Dünya, koca bir hayal kırıklığından ibaret. Binlerce yıl içinde mikro hayatlar da büyük ideallerin sahipleri de bin yerinden kırıldı. Hayat, her defasında kendisini, bir kez daha yıkılmak üzere yeni baştan kurdu.
Gençlik ümitleri sağaltılan, umutları istismar edilen, enerjisi çalınan “yenik” kuşakların anlattıkları, savaşların ferman buyurduğu devletlû tarihten daha ilginç gelmiştir.
İdeoloji insanı diri tutar. Ama neredeyse hiçbirinin “kızıl elma”sı gerçeğe dönüşmemiştir. Hemen hepsi, Ekim Devrimi’nden bir sonraki gün koca bir ülkenin çarklarının dönmek zorunda olduğunu anlayan ve devrim sarhoşluğu yerini sükûnete bıraktıktan sonra öylece kalakalan Rus devrimcilerinki dahil, gerçeğin soğuk ve şok edici yüzüyle baş başa kalmıştır. İstisnanız hepsinin, hiçbir kitapta yazılmayan, hiçbir teoride bulunmayan, hiçbir ağabeyin, reisin, yeşil sarıklı ulu hocanın anlatamayacağı kapkara bir boşlukla kalakalması bundandır.
Bunları ülkemizde en son 12 Eylül’ün bir silindir gibi üzerinden geçtiği solcu, ülkücü ve İslamcı kuşak yaşadı. Tankların paletleri hayatlarını vakfettiği her şeyin üzerinden geçerken, gelecek yıllar neredeyse bütün ülke için koca bir obsesyon ve depresyondan ibaret kaldı. (Yakın gelecekte benzer tehlikenin muhafazakâr kuşaklar tarafından yaşanacağı, bunun nedeninin ise tank paletleri değil bizatihi uzun bir iktidara sahip olmanın komplikasyonları olacağı birçok kalem tarafından yazılıyor ama bu başlı başına başka bir yazı konusu.)

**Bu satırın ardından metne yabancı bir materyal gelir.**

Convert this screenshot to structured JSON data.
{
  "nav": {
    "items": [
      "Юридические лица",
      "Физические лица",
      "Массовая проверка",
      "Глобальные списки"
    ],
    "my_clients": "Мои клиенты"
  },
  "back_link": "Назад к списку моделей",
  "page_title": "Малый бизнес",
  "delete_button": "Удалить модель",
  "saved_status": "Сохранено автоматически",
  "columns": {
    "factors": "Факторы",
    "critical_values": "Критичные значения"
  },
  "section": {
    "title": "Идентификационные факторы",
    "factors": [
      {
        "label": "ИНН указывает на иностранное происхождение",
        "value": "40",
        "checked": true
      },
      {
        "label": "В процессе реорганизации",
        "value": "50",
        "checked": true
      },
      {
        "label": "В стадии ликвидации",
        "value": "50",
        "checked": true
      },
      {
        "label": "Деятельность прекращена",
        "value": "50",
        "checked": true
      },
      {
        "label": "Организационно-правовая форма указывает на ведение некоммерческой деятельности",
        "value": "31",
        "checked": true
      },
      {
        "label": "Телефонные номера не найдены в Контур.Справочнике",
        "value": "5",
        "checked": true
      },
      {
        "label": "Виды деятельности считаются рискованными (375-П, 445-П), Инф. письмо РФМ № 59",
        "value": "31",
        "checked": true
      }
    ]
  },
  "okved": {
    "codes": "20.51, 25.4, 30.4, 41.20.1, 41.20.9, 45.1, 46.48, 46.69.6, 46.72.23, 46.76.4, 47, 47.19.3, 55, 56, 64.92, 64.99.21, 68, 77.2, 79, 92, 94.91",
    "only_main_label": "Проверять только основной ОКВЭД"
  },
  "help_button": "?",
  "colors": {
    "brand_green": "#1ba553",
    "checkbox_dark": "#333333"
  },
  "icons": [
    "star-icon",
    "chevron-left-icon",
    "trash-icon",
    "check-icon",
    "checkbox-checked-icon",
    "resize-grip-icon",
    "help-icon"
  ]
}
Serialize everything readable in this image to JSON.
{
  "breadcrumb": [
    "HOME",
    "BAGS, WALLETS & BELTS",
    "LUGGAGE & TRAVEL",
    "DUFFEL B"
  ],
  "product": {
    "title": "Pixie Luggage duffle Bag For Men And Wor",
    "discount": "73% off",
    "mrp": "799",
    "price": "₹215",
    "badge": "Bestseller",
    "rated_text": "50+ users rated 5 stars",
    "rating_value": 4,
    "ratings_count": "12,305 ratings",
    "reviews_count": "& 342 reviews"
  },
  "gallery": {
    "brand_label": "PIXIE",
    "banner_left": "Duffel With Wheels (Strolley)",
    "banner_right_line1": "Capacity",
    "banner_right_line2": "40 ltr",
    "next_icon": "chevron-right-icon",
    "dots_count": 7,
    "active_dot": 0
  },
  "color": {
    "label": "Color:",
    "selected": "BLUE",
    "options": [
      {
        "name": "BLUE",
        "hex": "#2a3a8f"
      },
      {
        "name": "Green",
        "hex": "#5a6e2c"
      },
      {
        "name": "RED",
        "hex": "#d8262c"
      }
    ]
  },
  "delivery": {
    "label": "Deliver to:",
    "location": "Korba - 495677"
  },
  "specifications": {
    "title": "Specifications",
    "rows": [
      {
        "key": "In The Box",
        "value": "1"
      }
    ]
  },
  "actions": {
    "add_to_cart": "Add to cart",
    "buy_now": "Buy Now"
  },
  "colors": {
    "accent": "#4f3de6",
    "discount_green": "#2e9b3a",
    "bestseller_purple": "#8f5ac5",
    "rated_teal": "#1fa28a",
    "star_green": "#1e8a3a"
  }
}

2013’teki darbeden sonra cezaevine konulan ve bir tutsakken hayatını kaybeden Mısır Cumhurbaşkanı Muhammed Mursi’nin sprey boyayla fotoğrafı çizilmiş, altına da Mursi’nin o çok bilinen konuşmasına atıfla “Onlar adamdı” yazılmış duvarın önünden geçiyorum. Karşıdaki duvarda “Müslüman uyuma, ölen senin evladın” yazıyor. Gazze’deki korkunç soykırımı yoldan geçenlere bir kez daha hatırlatıyor. Hemen yanında belli belirsiz “Boykot” yazılmış. Kırmızı boyayla. Biraz ileride yerde kıpkırmızı bir boya daha var. Duvar dibini boydan boya geçip birbirini şifahen tanıyan, benzer bir habitattan neşet etmiş iki kişi, bir de ben Fatih Camii’nin arka sokaklarında tenha bir çay ocağının beyaz plastik sandalyelerine oturuyoruz. “İşlerden” büyük ölçüde el-etek çektikleri için isimlerini vermem doğru olmaz. Birinin yolu Afganistan ve Suriye’den geçmiş. “İlahi bir çağrının” peşinden giderek siperlere girmiş. Uluslararası güvenlik kurumlarının, düşünce kuruluşlarının raporlarında “cihatçı” denilen o kalabalığın bir parçasıyken IŞİD, dünyadaki birçok insan gibi onun hayatının üzerine de bir karabasan gibi çökmüş. Literatürden konuşuyor ve “(IŞİD) sahayı ifsat etti” diyor. IŞİD’in “tekfir” ettiği bir “cihatçı” sahayı bilmeyenlere çok garip bir şey gibi geliyor elbette. Ama kanın, dumanın, şarapnel parçalarının içinde en büyük savaşı bin yıllık çözülmemiş meselelerle verdiklerini söylüyor. Bütün bunların, bunca yaşanandan sonra kendisine anlamsız ve saçma sapan şeyler olarak geldiğini de ekliyor. “Mazlumları ve sivilleri korumak için” çıkılan bir yolda “terörist” ilan edilmenin işin doğasında olduğunu belirtiyor. Ama moralini en çok bozan şey, aynı “davayı” paylaştığı büyüklerinin “olmadık işlere” girip “olmayacak ilişkiler” kurup “bazı şeylere” tevessül etmesi.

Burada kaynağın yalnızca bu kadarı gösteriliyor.